1124.
Het aantal gebeurtenissen die door de natuur der dingen voortdurend worden geworpen in den vergaarbak van het leven, is niet alleen zéér groot maar zelfs by wyze van spreken oneindig.
Dit is ook daar van volle toepassing, waar we - gelyk met onzen Wouter tot-nog-toe 't geval was - slechts te doen hebben met 'n betrekkelyk gering aantal gegevens. Hoe weinig ook in getal, hoe onaanzienlyk in schynbare betekenis en strekking, by gunstige ontwikkeling bevatten zy ruimte en stof tot het veroorzaken van billioenen gebeurlykheden.
Is 't dus wonderlyk, of zelfs vreemd, dat nu-en-dan 'n paar daarvan, ja... drie, vier, of al waren 't méér, in één vakje vielen? Dat ze zich samendrongen in 't verloop van slechts 'n halve week? De onbeduidendheid die tot-nog-toe het doorgaand kenmerk was geweest van z'n levensloopje, had recht op wat rust. En, omgekeerd, het vreemde drong aan op verevening van achterstand.

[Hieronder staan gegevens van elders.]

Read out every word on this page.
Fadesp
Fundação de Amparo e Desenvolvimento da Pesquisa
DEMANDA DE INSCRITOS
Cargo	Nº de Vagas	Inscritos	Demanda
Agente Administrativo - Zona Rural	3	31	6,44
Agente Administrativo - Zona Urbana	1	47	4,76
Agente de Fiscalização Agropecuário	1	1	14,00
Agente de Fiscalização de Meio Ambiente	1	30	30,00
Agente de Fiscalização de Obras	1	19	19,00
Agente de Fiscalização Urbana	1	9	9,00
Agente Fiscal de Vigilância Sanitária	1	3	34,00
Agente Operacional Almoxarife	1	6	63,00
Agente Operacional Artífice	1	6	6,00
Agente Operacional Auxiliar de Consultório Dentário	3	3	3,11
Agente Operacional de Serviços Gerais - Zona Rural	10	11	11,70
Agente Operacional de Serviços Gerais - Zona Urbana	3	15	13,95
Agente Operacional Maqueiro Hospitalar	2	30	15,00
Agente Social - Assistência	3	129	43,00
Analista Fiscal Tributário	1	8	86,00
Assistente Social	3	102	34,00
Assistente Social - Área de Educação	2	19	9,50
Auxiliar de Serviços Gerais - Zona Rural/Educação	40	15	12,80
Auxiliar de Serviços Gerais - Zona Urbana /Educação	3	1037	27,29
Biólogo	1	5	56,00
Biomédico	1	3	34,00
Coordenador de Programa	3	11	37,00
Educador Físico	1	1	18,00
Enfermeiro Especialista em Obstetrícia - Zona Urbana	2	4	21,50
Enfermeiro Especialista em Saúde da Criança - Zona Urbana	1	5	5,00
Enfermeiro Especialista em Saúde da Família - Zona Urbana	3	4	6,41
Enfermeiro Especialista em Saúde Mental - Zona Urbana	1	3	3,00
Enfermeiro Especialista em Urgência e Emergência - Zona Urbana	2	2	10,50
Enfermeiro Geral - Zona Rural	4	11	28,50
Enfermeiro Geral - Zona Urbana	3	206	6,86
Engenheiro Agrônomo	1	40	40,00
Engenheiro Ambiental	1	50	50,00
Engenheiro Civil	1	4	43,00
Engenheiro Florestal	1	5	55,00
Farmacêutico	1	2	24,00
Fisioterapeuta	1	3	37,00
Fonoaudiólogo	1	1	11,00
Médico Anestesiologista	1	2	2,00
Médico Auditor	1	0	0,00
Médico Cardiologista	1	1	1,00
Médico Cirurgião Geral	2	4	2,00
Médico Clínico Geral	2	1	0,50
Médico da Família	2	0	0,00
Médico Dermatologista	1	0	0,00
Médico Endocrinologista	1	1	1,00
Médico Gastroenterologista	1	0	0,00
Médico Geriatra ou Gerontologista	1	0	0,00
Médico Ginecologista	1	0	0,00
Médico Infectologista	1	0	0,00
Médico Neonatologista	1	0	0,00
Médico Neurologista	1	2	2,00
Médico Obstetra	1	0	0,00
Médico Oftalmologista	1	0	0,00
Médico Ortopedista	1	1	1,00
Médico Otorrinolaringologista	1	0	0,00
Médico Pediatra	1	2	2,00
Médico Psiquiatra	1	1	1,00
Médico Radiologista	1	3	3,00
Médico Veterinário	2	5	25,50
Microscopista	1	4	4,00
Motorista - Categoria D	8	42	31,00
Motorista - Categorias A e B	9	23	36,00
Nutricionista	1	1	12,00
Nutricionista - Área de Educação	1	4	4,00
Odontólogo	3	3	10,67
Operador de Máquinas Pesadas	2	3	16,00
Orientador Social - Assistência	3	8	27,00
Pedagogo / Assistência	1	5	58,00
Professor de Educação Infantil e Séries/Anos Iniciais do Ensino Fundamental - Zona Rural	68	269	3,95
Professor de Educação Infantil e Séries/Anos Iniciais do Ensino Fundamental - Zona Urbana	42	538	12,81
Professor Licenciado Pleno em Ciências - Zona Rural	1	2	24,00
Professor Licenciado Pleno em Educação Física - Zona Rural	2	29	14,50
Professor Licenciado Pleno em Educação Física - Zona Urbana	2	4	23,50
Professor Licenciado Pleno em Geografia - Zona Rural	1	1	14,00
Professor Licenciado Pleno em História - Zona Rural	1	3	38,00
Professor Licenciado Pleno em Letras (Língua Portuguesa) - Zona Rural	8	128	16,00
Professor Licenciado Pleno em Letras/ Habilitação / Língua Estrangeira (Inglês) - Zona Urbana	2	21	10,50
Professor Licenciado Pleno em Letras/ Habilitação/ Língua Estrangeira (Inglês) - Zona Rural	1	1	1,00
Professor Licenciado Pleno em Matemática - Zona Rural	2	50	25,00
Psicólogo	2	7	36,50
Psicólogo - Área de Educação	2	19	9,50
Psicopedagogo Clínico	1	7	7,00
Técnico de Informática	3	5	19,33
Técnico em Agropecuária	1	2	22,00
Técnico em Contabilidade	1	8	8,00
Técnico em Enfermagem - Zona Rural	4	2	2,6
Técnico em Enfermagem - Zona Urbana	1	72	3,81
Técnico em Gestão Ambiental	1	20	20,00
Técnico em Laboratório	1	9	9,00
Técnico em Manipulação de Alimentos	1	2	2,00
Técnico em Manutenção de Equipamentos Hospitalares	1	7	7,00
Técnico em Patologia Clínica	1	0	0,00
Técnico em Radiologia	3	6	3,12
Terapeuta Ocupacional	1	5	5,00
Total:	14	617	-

Toch misschien lag niet in deze behoefte aan herstel van evenwicht alleen, de oorzaak van de serie der gebeurtenissen die Wouters leven beroerden gedurende de laatste halfweek zyner ambteloosheid tussen twee ‘handels’ in.
Een tweede verklaring namelyk van 't hier bedoeld samenscholen der aandoeningen - onverspreide hagelkorrels die zich verenigen tot kogel! - kan getrokken worden uit de homogeniteit van de gegevens.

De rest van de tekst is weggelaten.